Organizar a vida financeira faz muita gente ter pesadelos. O planejamento exige encarar de frente a origem dos problemas e fazer uma incômoda autocrítica. Afinal, o rombo na conta pode ser resultado de descontrole financeiro ou até um sinal de que é preciso buscar um salário mais alto.
Se tudo isso deixa você com medo, confuso ou até disposto a desistir de investir, saiba que não está sozinho.
Segundo levantamento da Planejar, elaborado pela Timelens e divulgado nesta quinta-feira (17), 855 mil perguntas feitas na internet sobre investimentos ao longo dos últimos cinco anos estão relacionadas à confusão, enquanto outras 806 mil têm o medo como tema.
Além disso, os rastros digitais mostram que 1,458 bilhão de buscas estão associadas ao receio de perder dinheiro.
A pesquisa revelou ainda que os questionamentos têm como motivação a urgência em resolver pendências imediatas, com a ansiedade financeira sendo tema de 2,202 bilhões de procuras.
Segundo o levantamento, esses sentimentos travam a decisão de investir e dificultam a disposição para pedir ajuda. A culpa e a vergonha também pesam na escolha sobre investimentos, com 332 mil e 198 mil pesquisas.
O resultado dessa dificuldade aparece no número de investidores no país. Apenas 33 em cada 100 brasileiros conseguem guardar algum dinheiro e, desse grupo, somente 12 pessoas chegam a realmente investir.
Entre os participantes que possuem reserva, 17% afirmaram que direcionam recursos para bets. Os principais motivos são a busca por ganho rápido em momentos de necessidade (39%) e o entretenimento (32%).

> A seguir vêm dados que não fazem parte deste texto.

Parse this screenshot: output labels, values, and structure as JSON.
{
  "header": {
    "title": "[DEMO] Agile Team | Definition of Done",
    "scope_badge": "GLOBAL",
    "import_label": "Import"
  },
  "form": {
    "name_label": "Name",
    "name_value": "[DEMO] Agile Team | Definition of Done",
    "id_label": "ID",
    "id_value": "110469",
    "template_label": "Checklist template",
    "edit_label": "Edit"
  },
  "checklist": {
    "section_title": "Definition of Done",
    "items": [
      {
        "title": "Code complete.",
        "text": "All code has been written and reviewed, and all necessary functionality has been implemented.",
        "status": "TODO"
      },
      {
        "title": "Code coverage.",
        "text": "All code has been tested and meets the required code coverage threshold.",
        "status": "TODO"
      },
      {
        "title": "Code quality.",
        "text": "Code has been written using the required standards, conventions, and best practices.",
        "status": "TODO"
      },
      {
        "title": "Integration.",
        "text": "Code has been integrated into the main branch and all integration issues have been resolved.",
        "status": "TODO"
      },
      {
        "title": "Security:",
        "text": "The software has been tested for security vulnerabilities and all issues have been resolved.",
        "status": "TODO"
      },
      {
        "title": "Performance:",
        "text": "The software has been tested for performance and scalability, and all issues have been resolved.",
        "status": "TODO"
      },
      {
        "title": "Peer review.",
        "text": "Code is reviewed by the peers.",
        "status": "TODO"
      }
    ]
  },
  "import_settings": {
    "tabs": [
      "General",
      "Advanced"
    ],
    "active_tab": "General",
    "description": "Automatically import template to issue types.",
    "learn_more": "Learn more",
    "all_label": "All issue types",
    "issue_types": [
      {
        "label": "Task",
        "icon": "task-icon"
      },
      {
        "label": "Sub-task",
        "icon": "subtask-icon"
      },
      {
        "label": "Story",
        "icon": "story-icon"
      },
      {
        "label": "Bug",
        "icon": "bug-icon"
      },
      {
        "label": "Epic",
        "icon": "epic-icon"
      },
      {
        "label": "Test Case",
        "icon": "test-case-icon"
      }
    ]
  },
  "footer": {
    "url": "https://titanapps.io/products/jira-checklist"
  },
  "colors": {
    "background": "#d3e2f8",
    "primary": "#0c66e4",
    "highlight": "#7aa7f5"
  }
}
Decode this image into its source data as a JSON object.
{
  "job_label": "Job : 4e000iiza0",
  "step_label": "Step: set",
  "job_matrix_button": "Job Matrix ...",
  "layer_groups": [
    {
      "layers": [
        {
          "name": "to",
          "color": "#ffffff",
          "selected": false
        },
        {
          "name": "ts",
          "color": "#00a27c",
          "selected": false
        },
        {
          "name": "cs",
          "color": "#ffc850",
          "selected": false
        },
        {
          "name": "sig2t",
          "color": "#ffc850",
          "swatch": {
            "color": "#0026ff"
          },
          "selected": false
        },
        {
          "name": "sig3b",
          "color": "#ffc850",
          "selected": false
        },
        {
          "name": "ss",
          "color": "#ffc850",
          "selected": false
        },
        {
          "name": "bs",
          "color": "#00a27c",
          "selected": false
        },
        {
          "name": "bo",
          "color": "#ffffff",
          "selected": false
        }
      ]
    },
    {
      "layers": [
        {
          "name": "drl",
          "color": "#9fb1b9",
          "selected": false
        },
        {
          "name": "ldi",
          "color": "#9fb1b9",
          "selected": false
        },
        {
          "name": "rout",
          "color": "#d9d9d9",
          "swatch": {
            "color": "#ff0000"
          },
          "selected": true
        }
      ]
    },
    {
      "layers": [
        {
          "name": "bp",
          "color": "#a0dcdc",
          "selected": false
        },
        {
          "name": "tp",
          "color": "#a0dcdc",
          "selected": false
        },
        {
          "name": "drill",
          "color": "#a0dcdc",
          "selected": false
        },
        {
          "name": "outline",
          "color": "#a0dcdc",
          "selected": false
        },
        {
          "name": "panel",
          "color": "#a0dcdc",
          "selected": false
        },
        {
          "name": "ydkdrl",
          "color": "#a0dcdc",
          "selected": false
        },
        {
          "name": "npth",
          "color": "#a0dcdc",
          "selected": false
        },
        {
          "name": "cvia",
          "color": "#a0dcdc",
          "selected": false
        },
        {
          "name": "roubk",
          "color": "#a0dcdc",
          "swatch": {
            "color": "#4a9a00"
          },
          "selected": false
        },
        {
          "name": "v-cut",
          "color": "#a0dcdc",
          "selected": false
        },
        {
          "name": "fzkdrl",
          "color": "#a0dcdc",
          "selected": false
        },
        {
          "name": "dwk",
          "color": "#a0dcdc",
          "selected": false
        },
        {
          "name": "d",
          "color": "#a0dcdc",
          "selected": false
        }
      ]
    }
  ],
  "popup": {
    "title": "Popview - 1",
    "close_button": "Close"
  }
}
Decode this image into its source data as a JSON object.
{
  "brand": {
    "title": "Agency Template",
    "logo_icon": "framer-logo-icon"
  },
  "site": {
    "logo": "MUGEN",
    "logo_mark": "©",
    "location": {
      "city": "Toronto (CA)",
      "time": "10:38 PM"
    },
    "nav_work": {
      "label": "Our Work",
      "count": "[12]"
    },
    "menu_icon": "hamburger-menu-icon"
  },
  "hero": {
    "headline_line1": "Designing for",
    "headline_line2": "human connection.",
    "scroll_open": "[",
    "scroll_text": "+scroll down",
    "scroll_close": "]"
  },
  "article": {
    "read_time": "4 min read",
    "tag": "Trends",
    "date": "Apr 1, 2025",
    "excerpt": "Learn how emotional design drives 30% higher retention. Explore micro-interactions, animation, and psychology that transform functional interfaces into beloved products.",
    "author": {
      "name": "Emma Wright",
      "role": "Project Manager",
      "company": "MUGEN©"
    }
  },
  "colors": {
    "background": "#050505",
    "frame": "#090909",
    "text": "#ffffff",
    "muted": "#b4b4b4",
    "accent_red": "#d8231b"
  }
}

A pesquisa intitulada "O que a Faria Lima não vê" analisa 6,431 bilhões de perguntas indexadas no Google, 467 milhões de consultas únicas e 392 mil menções públicas nas redes sociais realizadas por 47,3 milhões de usuários únicos.
O estudo também utiliza como referência, pesquisas de mercado elaboradas pela Anbima e pela B3.
Rumo à liberdade financeira
A boa notícia é que esses receios também podem ser o empurrão que faltava para começar a investir. A Planejar mostra que a decisão de fazer investimentos não surge de uma curiosidade, vontade de aprender e nem mesmo da atratividade dos produtos do mercado.
Os verdadeiros incentivos para começar a aplicar o dinheiro em ativos financeiros são os problemas concretos da vida.
"Ninguém acorda querendo comprar um CDB, um fundo ou uma carteira. O brasileiro quer sair do aperto, organizar uma reserva, realizar um projeto, proteger alguém ou construir um futuro", afirma a empresa em relatório.
Segundo o levantamento, essa característica aparece nas buscas na internet, onde 76,1% das perguntas começam por situações cotidianas e objetivos de vida. Enquanto isso, apenas 14,6% citam diretamente um produto financeiro.
Ou seja, existem 5,21 vezes mais perguntas iniciadas pelo contexto real das famílias do que pela procura por uma aplicação específica. E é aí que mora o problema para os bancos.
Quem precisa de ajuda para investir?
A pesquisa mostra que as instituições financeiras e assessores de investimento chegam tarde na conversa sobre a vida financeira do cliente. Cerca de 81,9% do tempo gasto em toda a jornada do investidor está em etapas que o mercado tradicional não atende.
Essa trajetória começa muito antes de montar uma carteira, que acaba sendo a etapa final de todo um processo que inclui entender o problema, organizar uma reserva e planejar as finanças para projetos específicos.
“Quando o mercado entra apenas no momento em que a pessoa já está escolhendo onde investir, chega tarde a uma conversa que começou muito antes”, afirma Renato Dolci, diretor de Dados da Timelens e autor do estudo.
O levantamento também indica que a população tem conhecimento intermediário no tema, com 66% das perguntas contendo uma linguagem que não é básica e tampouco avançada.
Já 29% das buscas apresentam termos básicos e apenas 5% contam com comunicação avançada.
Dolci destaca que essa diferença no nível de conhecimento não está atrelada ao tamanho do patrimônio. "Ter mais renda, idade, formação ou patrimônio não garante segurança para investir. Investimento permanece um território de confusão, comparação e medo", disse.
"As pessoas ainda buscam ajuda para sair das dívidas. As etapas seguintes desse planejamento serão consequência desse momento crucial de estruturar a vida desse cliente”, completou Ana Leoni, CEO da Planejar.